Raffinerie Dangote : un programme d’investissement d’un milliard de dollars ouvre la voie à une future introduction en bourse
Une nouvelle page s’ouvre pour l’une des plus importantes infrastructures industrielles du continent africain. Dangote Petroleum Refinery & Petrochemicals (DPRP) vient de boucler avec succès la première phase d’un ambitieux programme de financement évalué à un milliard de dollars américains.
L’annonce a été faite conjointement, le 18 août 2026, par Marob Strategies and Consulting DIFC Ltd et Lilium Capital Group, mandatés en qualité de co-conseillers financiers et d’agents de structuration pour l’Afrique globale.
L’opération porte sur un programme de souscription articulé autour de deux composantes : une première tranche de 600 millions de dollars, déjà entièrement financée, et un engagement supplémentaire de 400 millions de dollars qui sera activé dans le cadre de la future introduction en bourse de la raffinerie.
Une opération financière structurée en deux phases
Selon les promoteurs du projet, le financement de la première tranche constitue une étape décisive dans le processus de préparation du placement privé et de l’entrée prochaine de l’entreprise sur les marchés financiers.
La filiale Pan-African Refinery Investment SPV, rattachée à Lilium Capital, intervient comme garante du programme de souscription.

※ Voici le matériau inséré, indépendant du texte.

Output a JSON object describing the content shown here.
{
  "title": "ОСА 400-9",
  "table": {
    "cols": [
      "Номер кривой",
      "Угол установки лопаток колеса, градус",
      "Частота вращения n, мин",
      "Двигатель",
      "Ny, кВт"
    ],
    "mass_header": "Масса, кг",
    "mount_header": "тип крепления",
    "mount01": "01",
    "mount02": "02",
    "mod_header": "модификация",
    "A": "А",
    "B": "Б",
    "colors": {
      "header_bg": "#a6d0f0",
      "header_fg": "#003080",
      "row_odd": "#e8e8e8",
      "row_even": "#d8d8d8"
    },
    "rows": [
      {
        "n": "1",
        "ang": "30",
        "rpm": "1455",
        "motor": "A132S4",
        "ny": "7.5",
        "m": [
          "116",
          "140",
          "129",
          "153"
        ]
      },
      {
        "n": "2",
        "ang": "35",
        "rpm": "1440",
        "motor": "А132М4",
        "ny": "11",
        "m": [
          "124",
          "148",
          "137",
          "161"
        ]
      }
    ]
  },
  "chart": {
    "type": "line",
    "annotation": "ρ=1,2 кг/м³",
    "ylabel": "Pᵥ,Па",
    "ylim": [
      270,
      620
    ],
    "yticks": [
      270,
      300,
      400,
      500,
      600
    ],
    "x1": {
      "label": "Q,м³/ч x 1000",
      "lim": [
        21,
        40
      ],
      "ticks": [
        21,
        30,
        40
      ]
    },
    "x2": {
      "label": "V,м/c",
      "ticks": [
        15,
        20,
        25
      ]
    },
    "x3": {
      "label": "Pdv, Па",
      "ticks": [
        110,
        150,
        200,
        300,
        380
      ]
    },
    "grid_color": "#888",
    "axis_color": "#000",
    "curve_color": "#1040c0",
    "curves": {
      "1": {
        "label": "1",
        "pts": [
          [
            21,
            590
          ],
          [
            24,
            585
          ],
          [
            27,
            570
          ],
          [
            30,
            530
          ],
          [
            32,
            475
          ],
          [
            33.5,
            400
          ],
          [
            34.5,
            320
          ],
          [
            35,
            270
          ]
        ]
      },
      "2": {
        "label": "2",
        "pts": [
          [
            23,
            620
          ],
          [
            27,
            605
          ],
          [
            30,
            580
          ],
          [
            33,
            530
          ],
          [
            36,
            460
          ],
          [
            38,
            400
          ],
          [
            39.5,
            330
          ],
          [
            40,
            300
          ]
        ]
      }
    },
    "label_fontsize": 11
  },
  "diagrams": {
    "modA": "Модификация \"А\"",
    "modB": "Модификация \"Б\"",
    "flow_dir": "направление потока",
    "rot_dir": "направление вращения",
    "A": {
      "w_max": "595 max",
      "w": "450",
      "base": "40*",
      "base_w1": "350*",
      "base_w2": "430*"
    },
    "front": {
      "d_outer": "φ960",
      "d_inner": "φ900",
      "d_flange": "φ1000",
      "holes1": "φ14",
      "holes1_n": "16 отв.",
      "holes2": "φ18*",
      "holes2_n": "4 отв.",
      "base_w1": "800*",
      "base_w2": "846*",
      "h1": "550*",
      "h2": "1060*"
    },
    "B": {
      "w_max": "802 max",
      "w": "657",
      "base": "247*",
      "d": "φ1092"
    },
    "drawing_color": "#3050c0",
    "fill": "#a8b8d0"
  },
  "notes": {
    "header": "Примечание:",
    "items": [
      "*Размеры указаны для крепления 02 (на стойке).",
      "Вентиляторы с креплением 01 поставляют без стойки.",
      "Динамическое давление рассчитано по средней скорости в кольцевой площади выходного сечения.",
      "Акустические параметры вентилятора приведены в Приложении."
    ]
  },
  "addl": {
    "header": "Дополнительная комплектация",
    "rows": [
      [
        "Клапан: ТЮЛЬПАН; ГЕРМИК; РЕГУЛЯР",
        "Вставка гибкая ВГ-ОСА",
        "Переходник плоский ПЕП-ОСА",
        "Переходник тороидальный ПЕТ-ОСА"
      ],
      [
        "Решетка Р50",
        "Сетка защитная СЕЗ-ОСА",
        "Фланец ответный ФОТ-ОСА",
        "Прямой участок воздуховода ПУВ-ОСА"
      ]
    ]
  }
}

L’engagement complémentaire de 400 millions de dollars ne sera toutefois mobilisé qu’après la satisfaction de plusieurs conditions, notamment l’évolution favorable des marchés, l’obtention des autorisations réglementaires et la signature des accords définitifs.
Dans le cadre de leur mandat, Marob Strategies et Lilium Capital sont chargés d’organiser le placement auprès d’investisseurs africains et caribéens, notamment des fonds souverains, des gouvernements, des investisseurs institutionnels et d’autres acteurs éligibles.
Une mobilisation des capitaux africains en faveur de l’industrialisation
Les responsables du projet mettent en avant l’intérêt manifesté par les investisseurs pour cette opération, considérée comme un signal fort en faveur du financement des grandes infrastructures africaines par des capitaux issus du continent.
Au-delà de la levée de fonds, cette initiative vise à renforcer l’intégration des marchés financiers africains et à encourager la circulation des capitaux entre les différentes régions du continent.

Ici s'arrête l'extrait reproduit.